Milk Falls captures the beauty and the theatrics of processing goats milk. The milk is transported from the milking parlour, down the falls and to the pasteurizers. In the Pasteurizers the cool milk passes through hot tubes. This temperature difference causes the steamed vapour to form also known as Milk Clouds.
It is these Milk Clouds that enhance the landscape views of Milk falls.”
“Propulsive omnibus cluster of architectural dream logic” by Azouz Manachou, University of Manitoba
“This project is an architectural analysis of a passage in Italo Calvino’s Invisible Cities – Based on its visual description and spatial organization – to create a city unknown to the eye but subconsciously referencing an architectural world. The outcome is a perspective visual of an expanding world describing an urban order of architectural spaces, to create a reference of spaces that depict real influences in the imaginary description of his journey in a fantastic setting. Each city contains elements of real-world references in an imaginary place and time. The result is a world that is neither in the past nor present nor future. A city that is held in an undefined time and space.”
“Chicago : Drifted” by Gregory Klosowski, Pappageorge Haymes
“This sketch referenced an earlier drawing of Chicago’s Michigan Avenue and reinterpreted it, interweaving a playful range of modular towers, angular flying machines, and drawn out tensile structures that span structures and drift around entire streetscapes.
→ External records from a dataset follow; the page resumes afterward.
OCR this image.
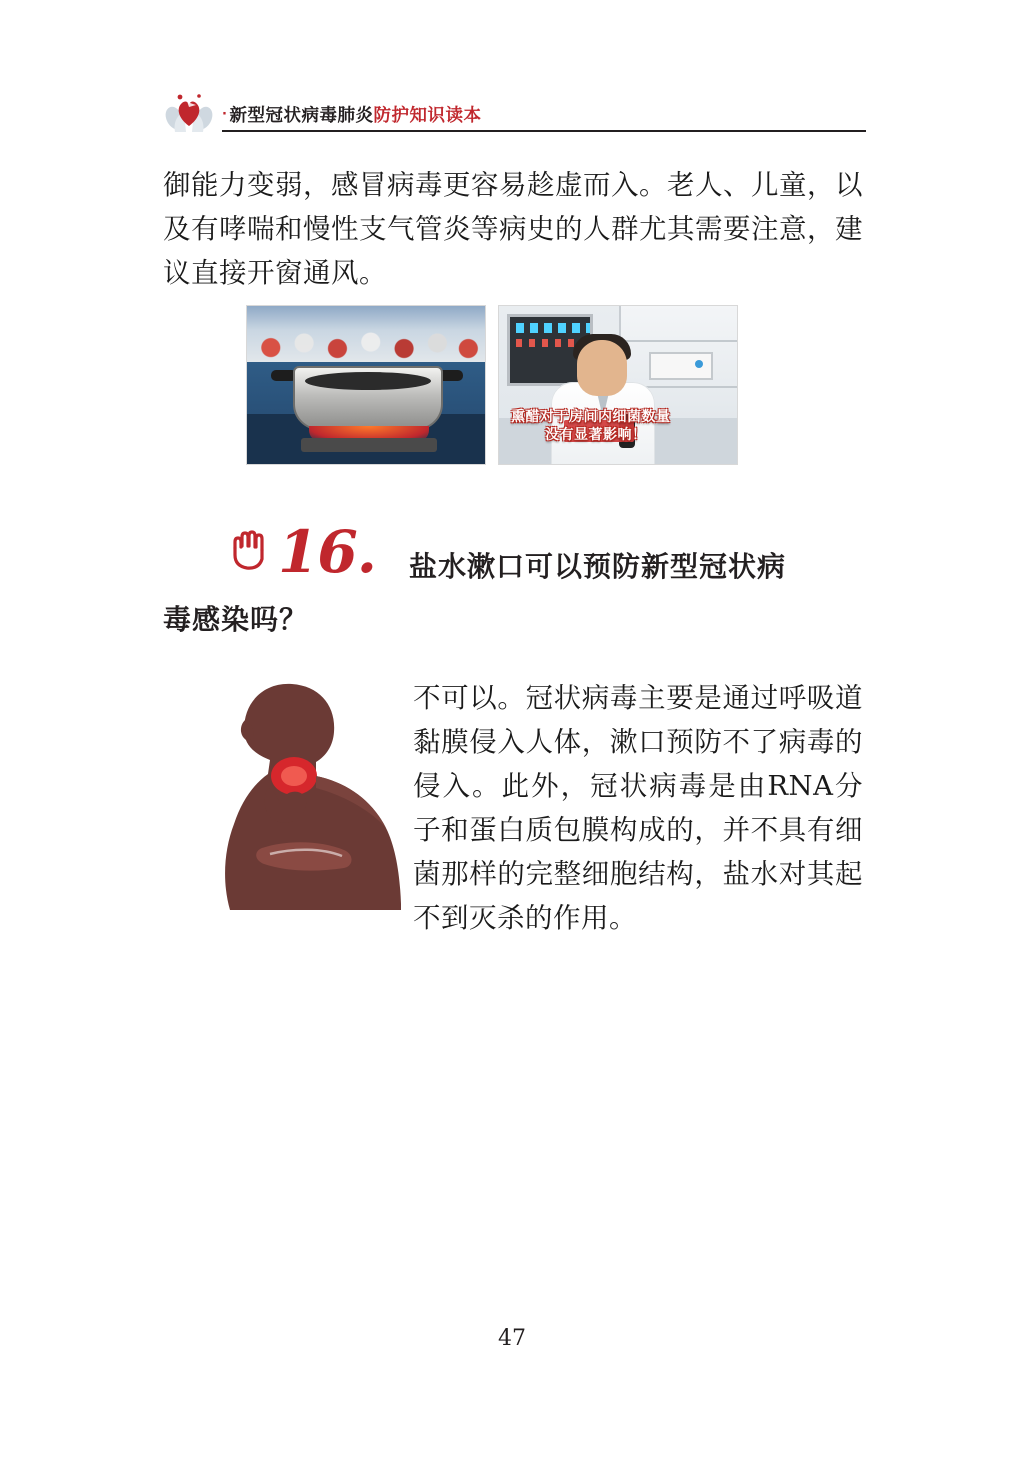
· 新型冠状病毒肺炎防护知识读本
御能力变弱，感冒病毒更容易趁虚而入。老人、儿童，以及有哮喘和慢性支气管炎等病史的人群尤其需要注意，建议直接开窗通风。
熏醋对于房间内细菌数量
没有显著影响！
16. 盐水漱口可以预防新型冠状病
毒感染吗？
不可以。冠状病毒主要是通过呼吸道黏膜侵入人体，漱口预防不了病毒的侵入。此外，冠状病毒是由RNA分子和蛋白质包膜构成的，并不具有细菌那样的完整细胞结构，盐水对其起不到灭杀的作用。
47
This study playfully imagines a reality that is comparatively nonsensical to our contemporary condition, defying not only gravity but economic and ownership conventions, creating waves of assemblies that blur the historic blocks and obscure the metropolitan grid while accentuating important corridors such as this urban canyon.”
“Darkness on the Edge of Time” by Steven Quevedo, University of Texas at Arlington
““Darkness at the Edge of Time” is an imaginary settlement carved into the surface of an alien planet. The excavation into the ground protects the city from the harsh environment where the upper surfaces of the city reveal heat shields and the spaceship landing docking ports.
The drawing is a series of future architecture based on the dilemmas and challenges facing humankind’s venture into space. The drawing was constructed from a series of collages, developed into a hybrid drawing in Photoshop and then redrawn in perspective to develop the depth. The drawing is speculative in nature in that there are no preparatory sketches but invented in the act of drawing.
The media is graphite on mylar.”
“Garden Atrium” by 寿利 中尾, NIKKEN SEKKEI
“This project’s concept is “water and green of Aso region in Kumamoto, Japan”. I depicted the three-dimensional public space as commercial and garden atrium seamlessly connected, and water flow through entire building. I consulted with landscape architect about plant types and vegetation so many hours and times. It was very hard, but that was shortcut to the correct. The designer evaluated that indoor greenery, including a big wall green, was expressed as instructed and attractive. I think the drawing succeeded in showing the client that every area and floor is valuable and comfortable space.”